The AI Act lists prohibited AI applications including:

  • Manipulative online practices that produce physical or psychological harm to individuals or exploit their vulnerability based on age or disability.
  • Social scoring produces disproportionate or de-contextualized detrimental effects; and
  • Biometric identification systems used by law enforcement authorities in public spaces (where their use is not strictly necessary or when the risk of detrimental effects is too high).
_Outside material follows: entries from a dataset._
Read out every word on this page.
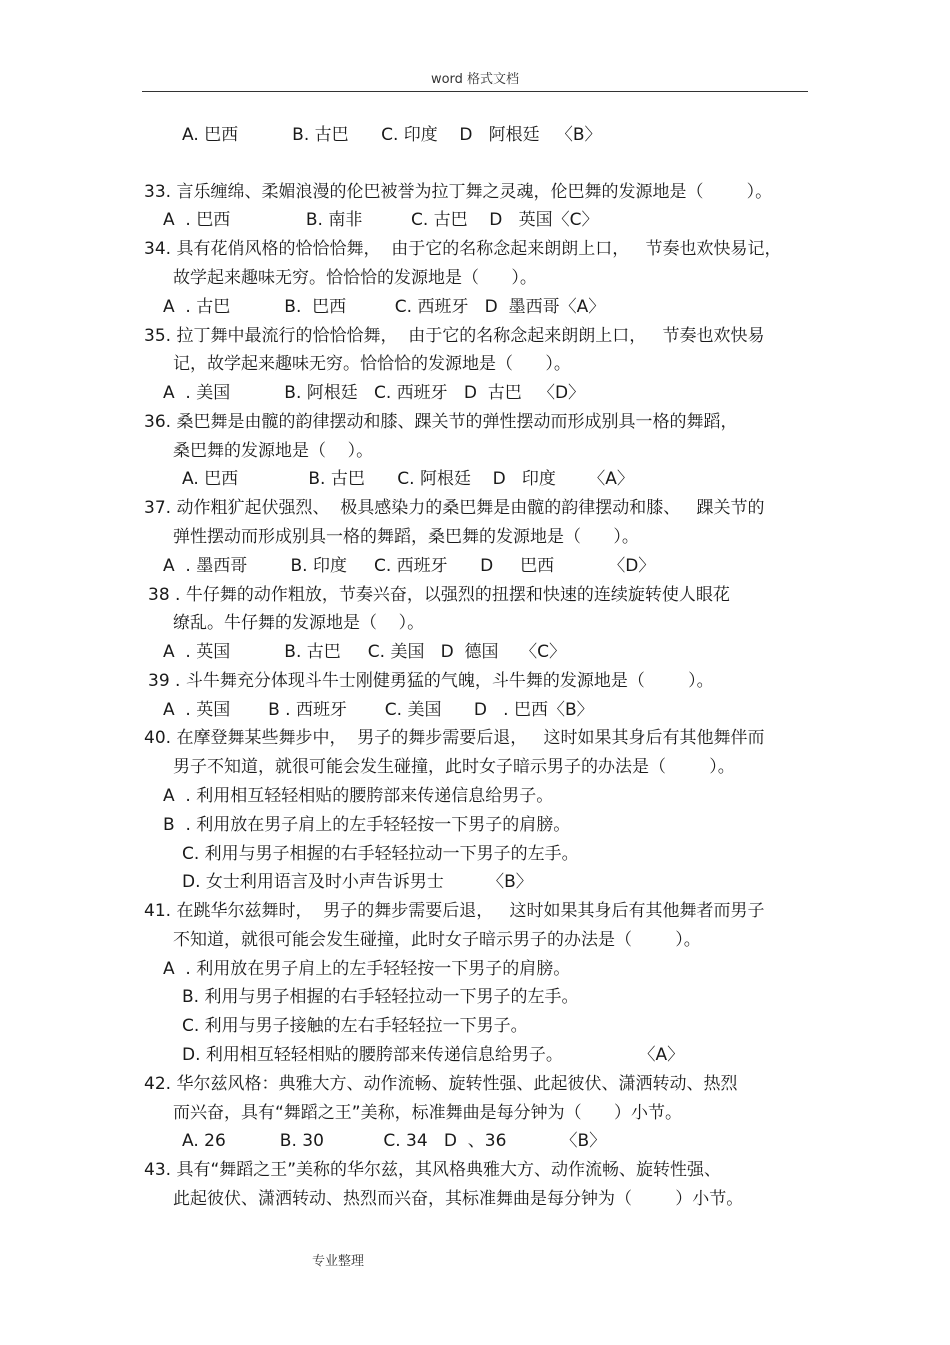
word 格式文档
A. 巴西          B. 古巴      C. 印度    D   阿根廷   〈B〉
33. 言乐缠绵、柔媚浪漫的伦巴被誉为拉丁舞之灵魂，伦巴舞的发源地是（        ）。
A  . 巴西              B. 南非         C. 古巴    D   英国〈C〉
34. 具有花俏风格的恰恰恰舞，  由于它的名称念起来朗朗上口，   节奏也欢快易记，
故学起来趣味无穷。恰恰恰的发源地是（      ）。
A  . 古巴          B.  巴西         C. 西班牙   D  墨西哥〈A〉
35. 拉丁舞中最流行的恰恰恰舞，  由于它的名称念起来朗朗上口，   节奏也欢快易
记，故学起来趣味无穷。恰恰恰的发源地是（      ）。
A  . 美国          B. 阿根廷   C. 西班牙   D  古巴   〈D〉
36. 桑巴舞是由髋的韵律摆动和膝、踝关节的弹性摆动而形成别具一格的舞蹈，
桑巴舞的发源地是（    ）。
A. 巴西             B. 古巴      C. 阿根廷    D   印度      〈A〉
37. 动作粗犷起伏强烈、  极具感染力的桑巴舞是由髋的韵律摆动和膝、   踝关节的
弹性摆动而形成别具一格的舞蹈，桑巴舞的发源地是（      ）。
A  . 墨西哥        B. 印度     C. 西班牙      D     巴西          〈D〉
38 . 牛仔舞的动作粗放，节奏兴奋，以强烈的扭摆和快速的连续旋转使人眼花
缭乱。牛仔舞的发源地是（    ）。
A  . 英国          B. 古巴     C. 美国   D  德国    〈C〉
39 . 斗牛舞充分体现斗牛士刚健勇猛的气魄，斗牛舞的发源地是（        ）。
A  . 英国       B . 西班牙       C. 美国      D   . 巴西〈B〉
40. 在摩登舞某些舞步中，  男子的舞步需要后退，   这时如果其身后有其他舞伴而
男子不知道，就很可能会发生碰撞，此时女子暗示男子的办法是（        ）。
A  . 利用相互轻轻相贴的腰胯部来传递信息给男子。
B  . 利用放在男子肩上的左手轻轻按一下男子的肩膀。
C. 利用与男子相握的右手轻轻拉动一下男子的左手。
D. 女士利用语言及时小声告诉男士        〈B〉
41. 在跳华尔兹舞时，  男子的舞步需要后退，   这时如果其身后有其他舞者而男子
不知道，就很可能会发生碰撞，此时女子暗示男子的办法是（        ）。
A  . 利用放在男子肩上的左手轻轻按一下男子的肩膀。
B. 利用与男子相握的右手轻轻拉动一下男子的左手。
C. 利用与男子接触的左右手轻轻拉一下男子。
D. 利用相互轻轻相贴的腰胯部来传递信息给男子。              〈A〉
42. 华尔兹风格：典雅大方、动作流畅、旋转性强、此起彼伏、潇洒转动、热烈
而兴奋，具有“舞蹈之王”美称，标准舞曲是每分钟为（      ）小节。
A. 26          B. 30           C. 34   D  、36          〈B〉
43. 具有“舞蹈之王”美称的华尔兹，其风格典雅大方、动作流畅、旋转性强、
此起彼伏、潇洒转动、热烈而兴奋，其标准舞曲是每分钟为（        ）小节。
专业整理
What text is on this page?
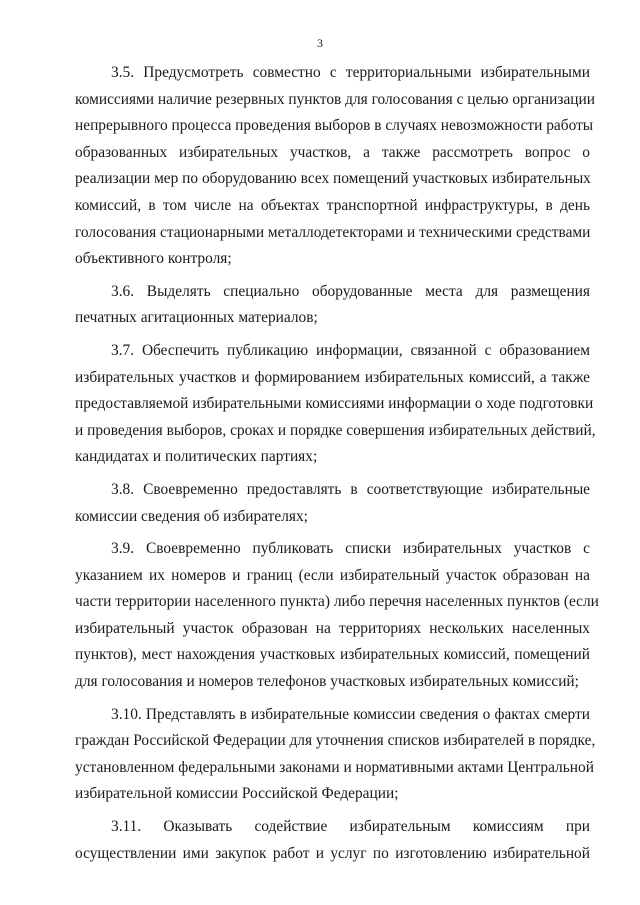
3
3.5. Предусмотреть совместно с территориальными избирательными
комиссиями наличие резервных пунктов для голосования с целью организации
непрерывного процесса проведения выборов в случаях невозможности работы
образованных избирательных участков, а также рассмотреть вопрос о
реализации мер по оборудованию всех помещений участковых избирательных
комиссий, в том числе на объектах транспортной инфраструктуры, в день
голосования стационарными металлодетекторами и техническими средствами
объективного контроля;
3.6. Выделять специально оборудованные места для размещения
печатных агитационных материалов;
3.7. Обеспечить публикацию информации, связанной с образованием
избирательных участков и формированием избирательных комиссий, а также
предоставляемой избирательными комиссиями информации о ходе подготовки
и проведения выборов, сроках и порядке совершения избирательных действий,
кандидатах и политических партиях;
3.8. Своевременно предоставлять в соответствующие избирательные
комиссии сведения об избирателях;
3.9. Своевременно публиковать списки избирательных участков с
указанием их номеров и границ (если избирательный участок образован на
части территории населенного пункта) либо перечня населенных пунктов (если
избирательный участок образован на территориях нескольких населенных
пунктов), мест нахождения участковых избирательных комиссий, помещений
для голосования и номеров телефонов участковых избирательных комиссий;
3.10. Представлять в избирательные комиссии сведения о фактах смерти
граждан Российской Федерации для уточнения списков избирателей в порядке,
установленном федеральными законами и нормативными актами Центральной
избирательной комиссии Российской Федерации;
3.11. Оказывать содействие избирательным комиссиям при
осуществлении ими закупок работ и услуг по изготовлению избирательной
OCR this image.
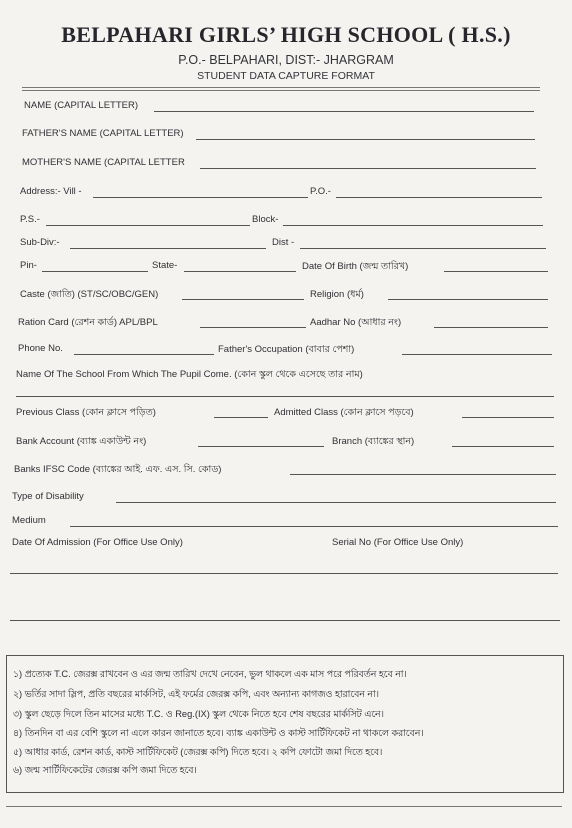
BELPAHARI GIRLS’ HIGH SCHOOL ( H.S.)
P.O.- BELPAHARI, DIST:- JHARGRAM
STUDENT DATA CAPTURE FORMAT
NAME (CAPITAL LETTER)
FATHER'S NAME (CAPITAL LETTER)
MOTHER'S NAME (CAPITAL LETTER
Address:- Vill -	P.O.-
P.S.-	Block-
Sub-Div:-	Dist -
Pin-	State-	Date Of Birth (জন্ম তারিখ)
Caste (জাতি) (ST/SC/OBC/GEN)	Religion (ধর্ম)
Ration Card (রেশন কার্ড) APL/BPL	Aadhar No (আধার নং)
Phone No.	Father's Occupation (বাবার পেশা)
Name Of The School From Which The Pupil Come. (কোন স্কুল থেকে এসেছে তার নাম)
Previous Class (কোন ক্লাসে পড়িত)	Admitted Class (কোন ক্লাসে পড়বে)
Bank Account (ব্যাঙ্ক একাউন্ট নং)	Branch (ব্যাঙ্কের স্থান)
Banks IFSC Code (ব্যাঙ্কের আই. এফ. এস. সি. কোড)
Type of Disability
Medium
Date Of Admission (For Office Use Only)	Serial No (For Office Use Only)
১) প্রত্যেক T.C. জেরক্স রাখবেন ও এর জন্ম তারিখ দেখে নেবেন, ভুল থাকলে এক মাস পরে পরিবর্তন হবে না।
২) ভর্তির সাদা স্লিপ, প্রতি বছরের মার্কসিট, এই ফর্মের জেরক্স কপি, এবং অন্যান্য কাগজও হারাবেন না।
৩) স্কুল ছেড়ে দিলে তিন মাসের মধ্যে T.C. ও Reg.(IX) স্কুল থেকে নিতে হবে শেষ বছরের মার্কসিট এনে।
৪) তিনদিন বা এর বেশি স্কুলে না এলে কারন জানাতে হবে। ব্যাঙ্ক একাউন্ট ও কাস্ট সার্টিফিকেট না থাকলে করাবেন।
৫) আধার কার্ড, রেশন কার্ড, কাস্ট সার্টিফিকেট (জেরক্স কপি) দিতে হবে। ২ কপি ফোটো জমা দিতে হবে।
৬) জন্ম সার্টিফিকেটের জেরক্স কপি জমা দিতে হবে।
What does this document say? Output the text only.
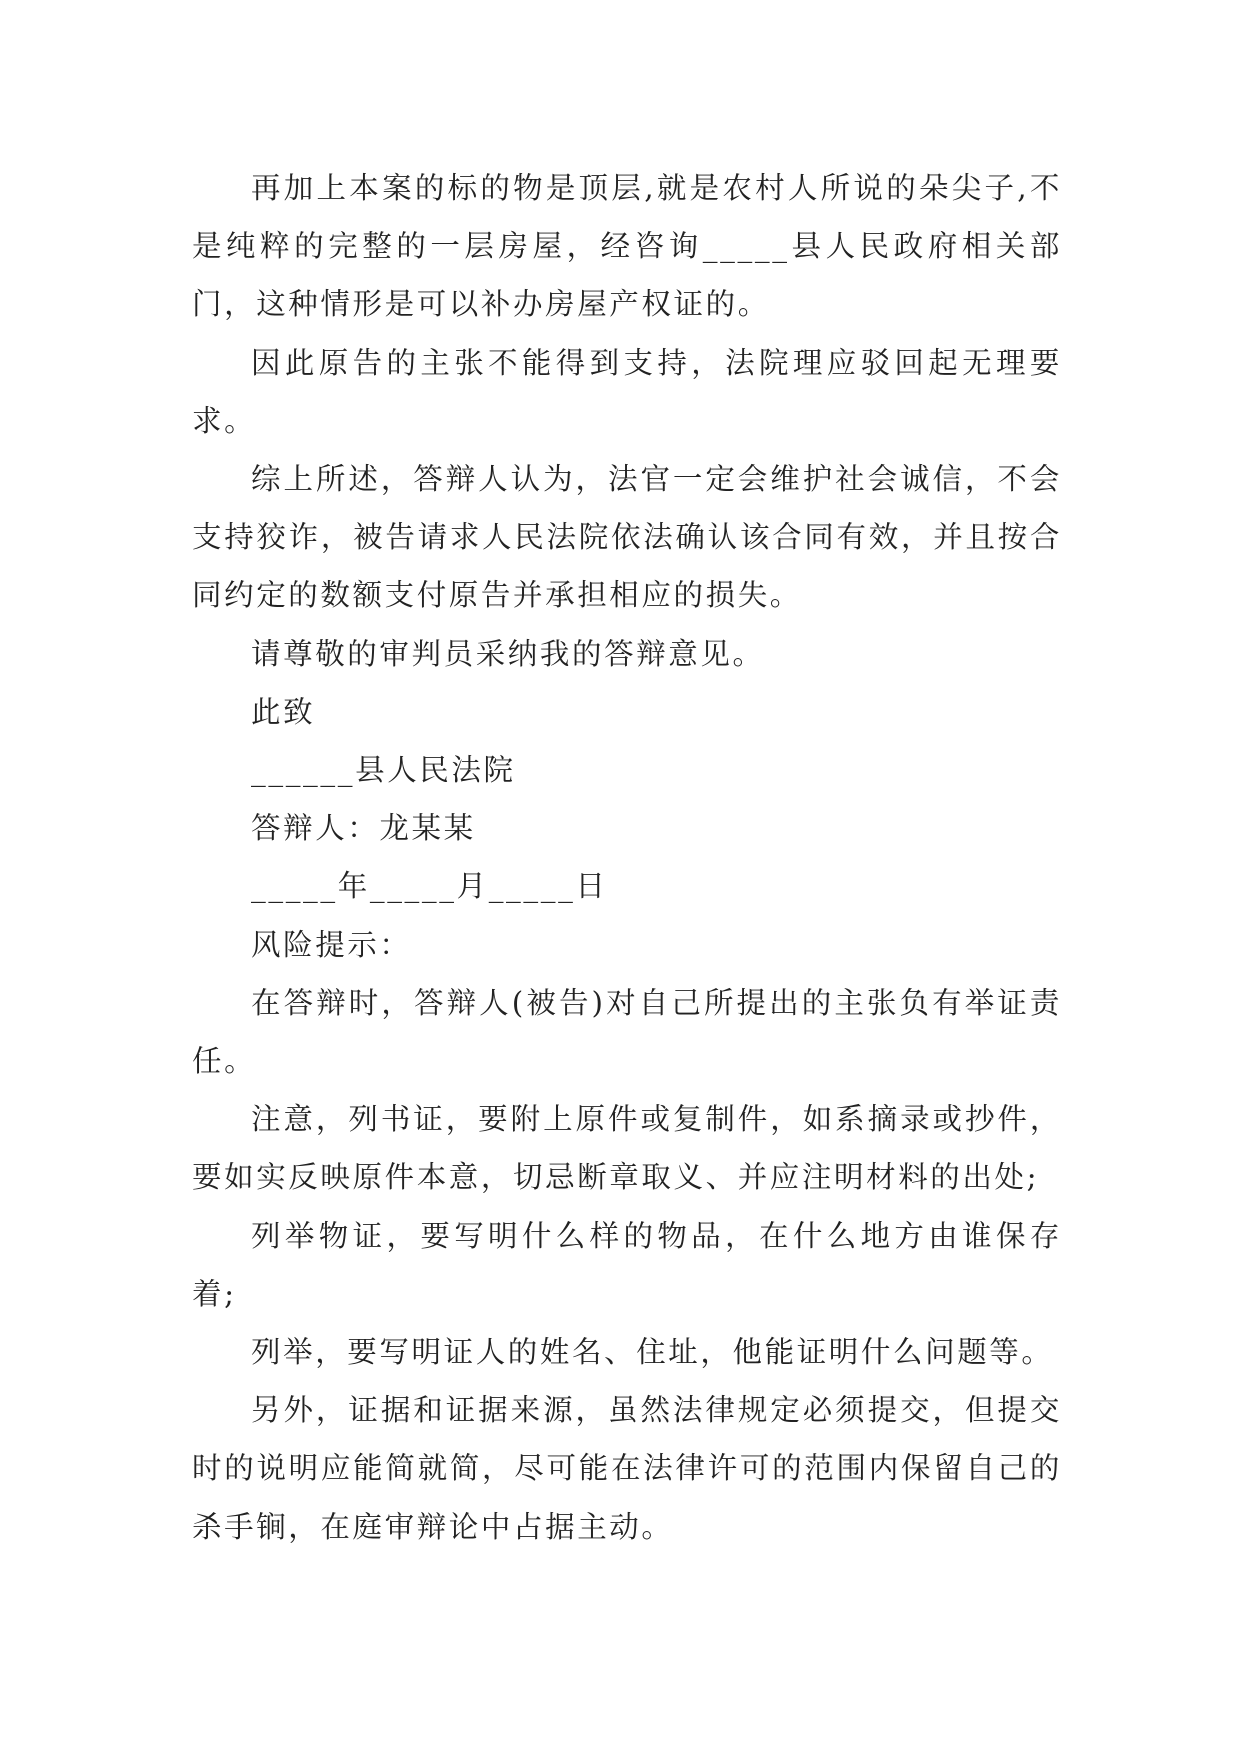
再加上本案的标的物是顶层,就是农村人所说的朵尖子,不是纯粹的完整的一层房屋，经咨询_____县人民政府相关部门，这种情形是可以补办房屋产权证的。

因此原告的主张不能得到支持，法院理应驳回起无理要求。

综上所述，答辩人认为，法官一定会维护社会诚信，不会支持狡诈，被告请求人民法院依法确认该合同有效，并且按合同约定的数额支付原告并承担相应的损失。

请尊敬的审判员采纳我的答辩意见。

此致

______县人民法院

答辩人：龙某某

_____年_____月_____日

风险提示：

在答辩时，答辩人(被告)对自己所提出的主张负有举证责任。

注意，列书证，要附上原件或复制件，如系摘录或抄件，要如实反映原件本意，切忌断章取义、并应注明材料的出处;

列举物证，要写明什么样的物品，在什么地方由谁保存着;

列举，要写明证人的姓名、住址，他能证明什么问题等。

另外，证据和证据来源，虽然法律规定必须提交，但提交时的说明应能简就简，尽可能在法律许可的范围内保留自己的杀手锏，在庭审辩论中占据主动。
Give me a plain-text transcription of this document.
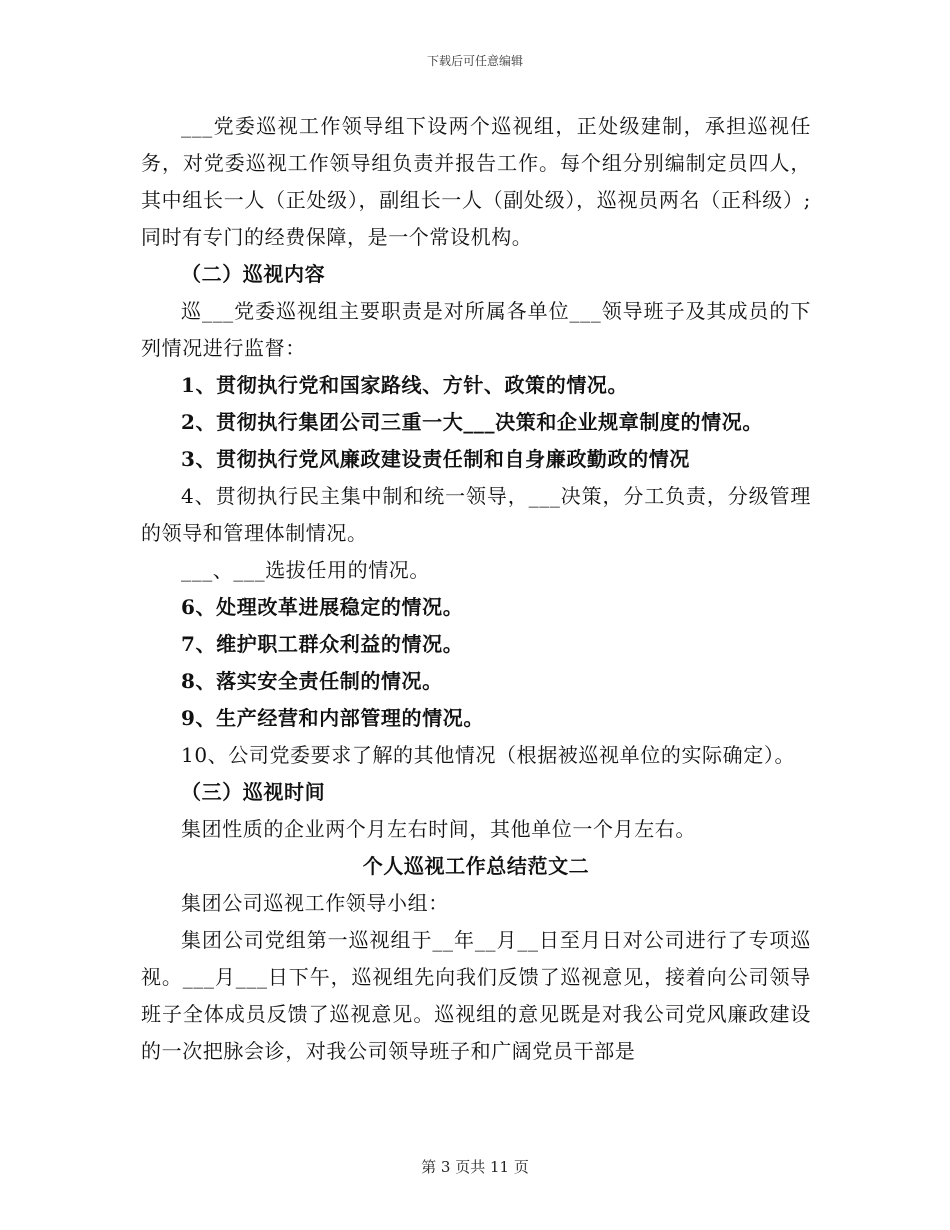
下载后可任意编辑

___党委巡视工作领导组下设两个巡视组，正处级建制，承担巡视任务，对党委巡视工作领导组负责并报告工作。每个组分别编制定员四人，其中组长一人（正处级），副组长一人（副处级），巡视员两名（正科级）;同时有专门的经费保障，是一个常设机构。

（二）巡视内容

巡___党委巡视组主要职责是对所属各单位___领导班子及其成员的下列情况进行监督：

1、贯彻执行党和国家路线、方针、政策的情况。

2、贯彻执行集团公司三重一大___决策和企业规章制度的情况。

3、贯彻执行党风廉政建设责任制和自身廉政勤政的情况

4、贯彻执行民主集中制和统一领导，___决策，分工负责，分级管理的领导和管理体制情况。

___、___选拔任用的情况。

6、处理改革进展稳定的情况。

7、维护职工群众利益的情况。

8、落实安全责任制的情况。

9、生产经营和内部管理的情况。

10、公司党委要求了解的其他情况（根据被巡视单位的实际确定）。

（三）巡视时间

集团性质的企业两个月左右时间，其他单位一个月左右。

个人巡视工作总结范文二

集团公司巡视工作领导小组：

集团公司党组第一巡视组于__年__月__日至月日对公司进行了专项巡视。___月___日下午，巡视组先向我们反馈了巡视意见，接着向公司领导班子全体成员反馈了巡视意见。巡视组的意见既是对我公司党风廉政建设的一次把脉会诊，对我公司领导班子和广阔党员干部是

第 3 页共 11 页
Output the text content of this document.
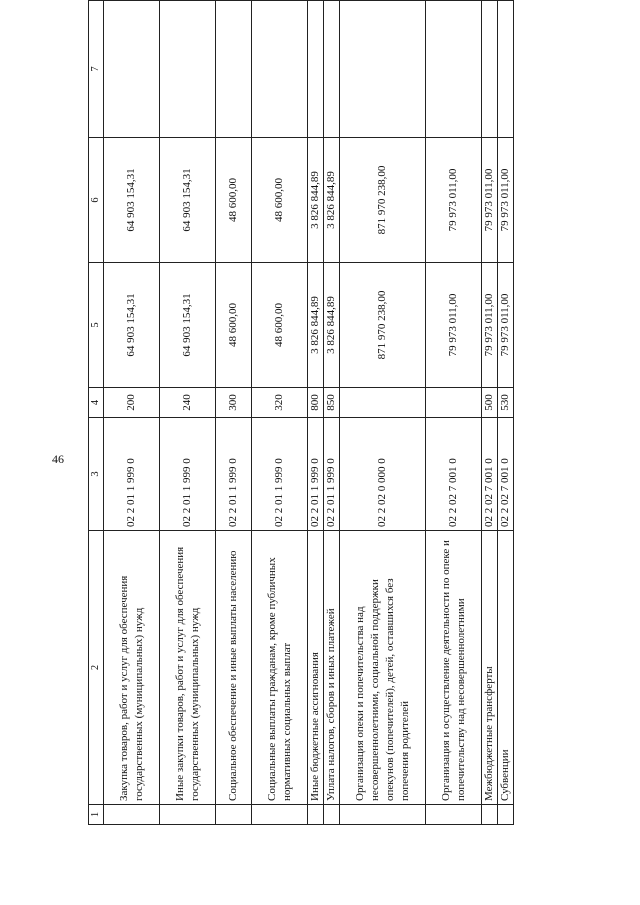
46
1	2	3	4	5	6	7
	Закупка товаров, работ и услуг для обеспечения государственных (муниципальных) нужд	02 2 01 1 999 0	200	64 903 154,31	64 903 154,31	
	Иные закупки товаров, работ и услуг для обеспечения государственных (муниципальных) нужд	02 2 01 1 999 0	240	64 903 154,31	64 903 154,31	
	Социальное обеспечение и иные выплаты населению	02 2 01 1 999 0	300	48 600,00	48 600,00	
	Социальные выплаты гражданам, кроме публичных нормативных социальных выплат	02 2 01 1 999 0	320	48 600,00	48 600,00	
	Иные бюджетные ассигнования	02 2 01 1 999 0	800	3 826 844,89	3 826 844,89	
	Уплата налогов, сборов и иных платежей	02 2 01 1 999 0	850	3 826 844,89	3 826 844,89	
	Организация опеки и попечительства над несовершеннолетними, социальной поддержки опекунов (попечителей), детей, оставшихся без попечения родителей	02 2 02 0 000 0		871 970 238,00	871 970 238,00	
	Организация и осуществление деятельности по опеке и попечительству над несовершеннолетними	02 2 02 7 001 0		79 973 011,00	79 973 011,00	
	Межбюджетные трансферты	02 2 02 7 001 0	500	79 973 011,00	79 973 011,00	
	Субвенции	02 2 02 7 001 0	530	79 973 011,00	79 973 011,00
Such a prohibition proposed within the AI regulation suggests that trust in AI is only borne out of regulatory compliance because of the need to prohibit uses and enforce such prohibitions. If trust in AI was a primary element in the design, adoption, and use of AI, there would be no need for regulation to identify prohibitions.

Conclusion:  We live our life by the rule of law, a choice based on ethical considerations, though to reject unregulated ethical considerations such as trust. Similarly, the increasing cynicism in technology and accompanying rise in the regulation of AI demonstrates that dependence on trust as a primary element in an AI ethics framework is ever more required to be defined by regulatory compliance and no one else.